Star Trek as Horror

There was part of the Gene Wolfe interview I wanted to break out into a separate post.

I know you thought Algis Budrys a tremendous writer.

A. J. was a friend. I admired _Who_ [1958] enormously. The plot of _Rogue Moon _[1960] is striking: Budrys tells us that if you destroyed a man here and reconstituted him somewhere else, you’re fooling yourself if you think that the reconstituted man is the same as the original man. The man who goes into the matter transmitter is going to go dark; he’s going to die. You can create a new man with the memories of the dead man; but that doesn’t mean that the dead man is still alive. The dead man is dead.

A copied man turns up in _The Fifth Head of Cerberus_: a robotic simulation of the narrator’s great-grandfather. Mr. Million says, helplessly: “He—I—am dead.”

This describes perfectly some thoughts I had after becoming Catholic and thinking about the Star Trek transporter. Sure they had many plots where something went wrong with the transporter, but really everytime it was used something went horribly wrong. Now I know the idea of the transporter came about in the show as a way to save money regarding expensive set and model building for landings.

The the materialist the idea of the transformer involving dematerialization and subsequent rematerialization makes sense. If we are just material beings than copying our bodies down to the cellular level, converting it to data, destroying the source, transmitting the data, and then making a new copy based on the data raises no hackles.

From the Catholic point of view (and tongue-in-cheek) the transporter is a device of horror. Not only did the red shirts often die, but the so did those wearing green, gold, and blue shirts! Really during the series Kirk, Spock, and McCoy and the rest of them are killed hundreds of times and their copies go on. And they thought the Bearded Spock universe was evil? Really viewing Star Trek this way is quite scary, “Oh no they killed them all again”.

As St. Thomas Aquinas and the Church would attest the soul is the form of the body. Something that can’t be encoded into data, transmitted, and reconstituted.

In literature we sometimes find plots involving teleportation from the magical to the SF story. Arthur Conan Doyle’s The Disintegration Machine is an early example, but more famously is the short story The Fly by George Langelaan.

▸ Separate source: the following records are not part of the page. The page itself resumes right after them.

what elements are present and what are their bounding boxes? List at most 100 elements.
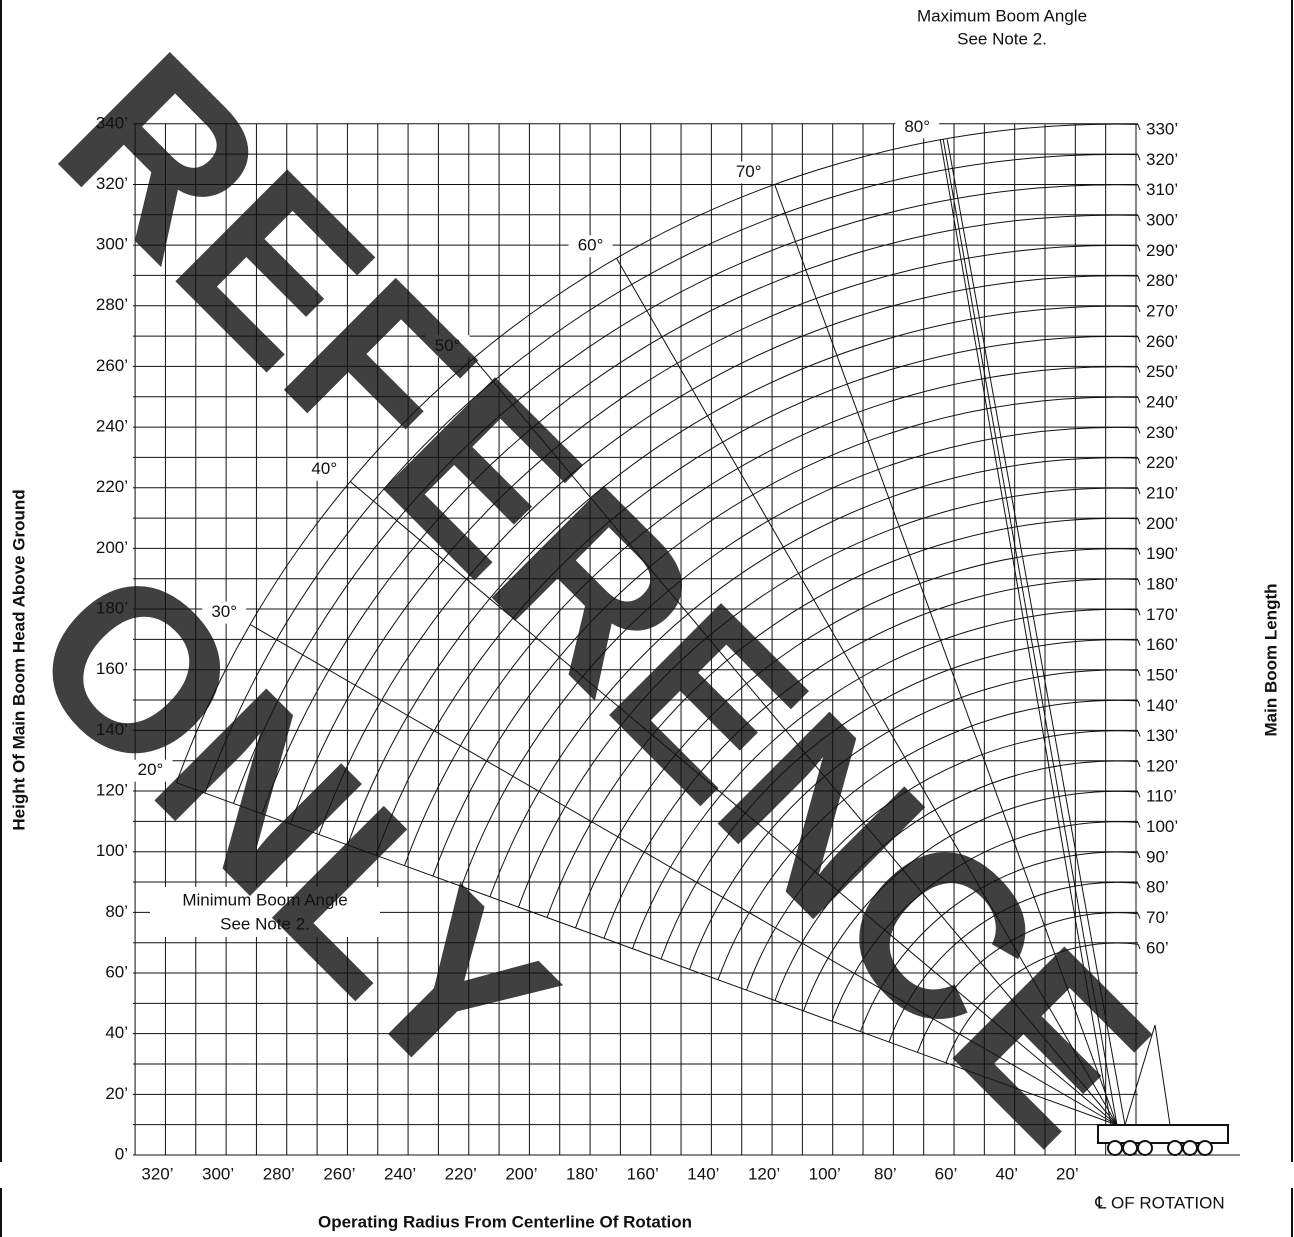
label-bg	[302, 458, 347, 481]
boom-length-arc	[176, 123, 1139, 783]
boom-length-arc	[404, 366, 1139, 866]
boom-length-arc	[746, 730, 1139, 991]
angle-label: 50°	[435, 336, 461, 355]
x-tick-label: 60’	[935, 1164, 958, 1183]
y-tick-label: 160’	[96, 659, 128, 678]
boom-length-label: 270’	[1146, 301, 1178, 320]
boom-length-label: 180’	[1146, 574, 1178, 593]
label-bg	[202, 601, 247, 624]
label-leader	[1137, 154, 1141, 161]
label-leader	[1137, 245, 1141, 252]
label-bg	[0, 1162, 1294, 1188]
x-tick-label: 40’	[995, 1164, 1018, 1183]
boom	[946, 139, 1126, 1126]
boom-angle-line	[349, 481, 1118, 1126]
y-tick-label: 240’	[96, 417, 128, 436]
boom-length-arc	[575, 548, 1139, 929]
y-tick-label: 340’	[96, 113, 128, 132]
boom-length-arc	[888, 881, 1139, 1043]
label-leader	[1137, 397, 1141, 404]
angle-label: 40°	[311, 459, 337, 478]
label-leader	[1137, 852, 1141, 859]
boom-length-label: 150’	[1146, 665, 1178, 684]
boom-length-arc	[660, 639, 1139, 960]
boom	[939, 139, 1112, 1126]
mast	[1124, 1024, 1156, 1126]
boom-length-arc	[204, 153, 1139, 794]
wheel	[1182, 1140, 1198, 1156]
label-leader	[1137, 883, 1141, 889]
label-leader	[1137, 609, 1141, 616]
boom-length-arc	[432, 396, 1139, 877]
boom-length-arc	[461, 426, 1139, 887]
angle-label: 20°	[138, 760, 164, 779]
boom-length-arc	[945, 942, 1139, 1063]
wheel	[1107, 1140, 1123, 1156]
y-tick-label: 0’	[115, 1144, 128, 1163]
boom-length-label: 160’	[1146, 635, 1178, 654]
boom-length-label: 260’	[1146, 332, 1178, 351]
boom-length-label: 70’	[1146, 908, 1169, 927]
label-leader	[1137, 731, 1141, 737]
x-tick-label: 140’	[687, 1164, 719, 1183]
label-leader	[1137, 427, 1141, 434]
boom-length-label: 200’	[1146, 514, 1178, 533]
wheel	[1167, 1140, 1183, 1156]
label-leader	[1137, 457, 1141, 464]
label-leader	[1137, 488, 1141, 495]
boom-length-label: 90’	[1146, 847, 1169, 866]
label-bg	[895, 116, 940, 139]
boom-length-arc	[774, 760, 1139, 1001]
y-tick-label: 220’	[96, 477, 128, 496]
boom-length-label: 250’	[1146, 362, 1178, 381]
label-leader	[1137, 761, 1141, 768]
boom-length-label: 310’	[1146, 180, 1178, 199]
label-leader	[1137, 336, 1141, 343]
label-leader	[1137, 700, 1141, 707]
label-leader	[1137, 215, 1141, 222]
label-leader	[1137, 275, 1141, 282]
boom-length-label: 240’	[1146, 392, 1178, 411]
x-tick-label: 160’	[627, 1164, 659, 1183]
boom-angle-line	[616, 257, 1118, 1126]
boom-length-label: 110’	[1146, 787, 1177, 806]
boom-length-label: 80’	[1146, 878, 1169, 897]
angle-label: 30°	[211, 602, 237, 621]
boom-angle-line	[942, 139, 1118, 1126]
boom-length-label: 120’	[1146, 756, 1178, 775]
x-tick-label: 200’	[505, 1164, 537, 1183]
y-tick-label: 260’	[96, 356, 128, 375]
x-tick-label: 120’	[748, 1164, 780, 1183]
wheel	[1197, 1140, 1213, 1156]
y-tick-label: 280’	[96, 295, 128, 314]
label-leader	[1137, 366, 1141, 373]
boom-length-label: 190’	[1146, 544, 1178, 563]
angle-label: 80°	[904, 117, 930, 136]
boom-length-arc	[347, 305, 1139, 846]
boom-length-label: 330’	[1146, 119, 1178, 138]
max-note-line: Maximum Boom Angle	[917, 6, 1087, 25]
min-note-line: See Note 2.	[220, 914, 310, 933]
boom-length-arc	[290, 244, 1139, 825]
x-tick-label: 220’	[445, 1164, 477, 1183]
boom-angle-line	[774, 184, 1118, 1126]
x-tick-label: 240’	[384, 1164, 416, 1183]
centerline-label: ℄ OF ROTATION	[1094, 1193, 1224, 1212]
carrier	[1097, 1124, 1229, 1144]
boom-length-arc	[489, 457, 1139, 897]
label-leader	[1137, 913, 1141, 919]
wheel	[1122, 1140, 1138, 1156]
label-bg	[128, 759, 173, 782]
angle-label: 60°	[578, 236, 604, 255]
y-tick-label: 120’	[96, 781, 128, 800]
boom-length-label: 130’	[1146, 726, 1178, 745]
x-tick-label: 80’	[874, 1164, 897, 1183]
boom-length-label: 300’	[1146, 210, 1178, 229]
boom-angle-line	[176, 782, 1118, 1126]
label-leader	[1137, 944, 1141, 950]
boom-length-arc	[546, 517, 1139, 918]
boom-length-arc	[261, 214, 1139, 814]
label-leader	[1137, 670, 1141, 677]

Still my favorite of the genre is Jumper by Steven Gould where teleportation was an innate ability (skip the horrible movie of the same name, but there the sameness ends).

You did hear from time to time the idea of dematerialization/rematerialization seriously bandied about where it is only a matter of time until such a process can happen. I would like to see a story involving such a endeavor where no matter the preciseness of the data copying the rematerialized subject is always dead whether it is vegetable, animal etc. See again St. Thomas Aquinas on the vegetable soul, the sensitive soul, and the rational soul. The plot would involve the struggles of the materialist scientists in coming to grip with the possibility there is a soul.

In the mean time I think I will watch an episode of Star Trek and scream every time the transporter is used.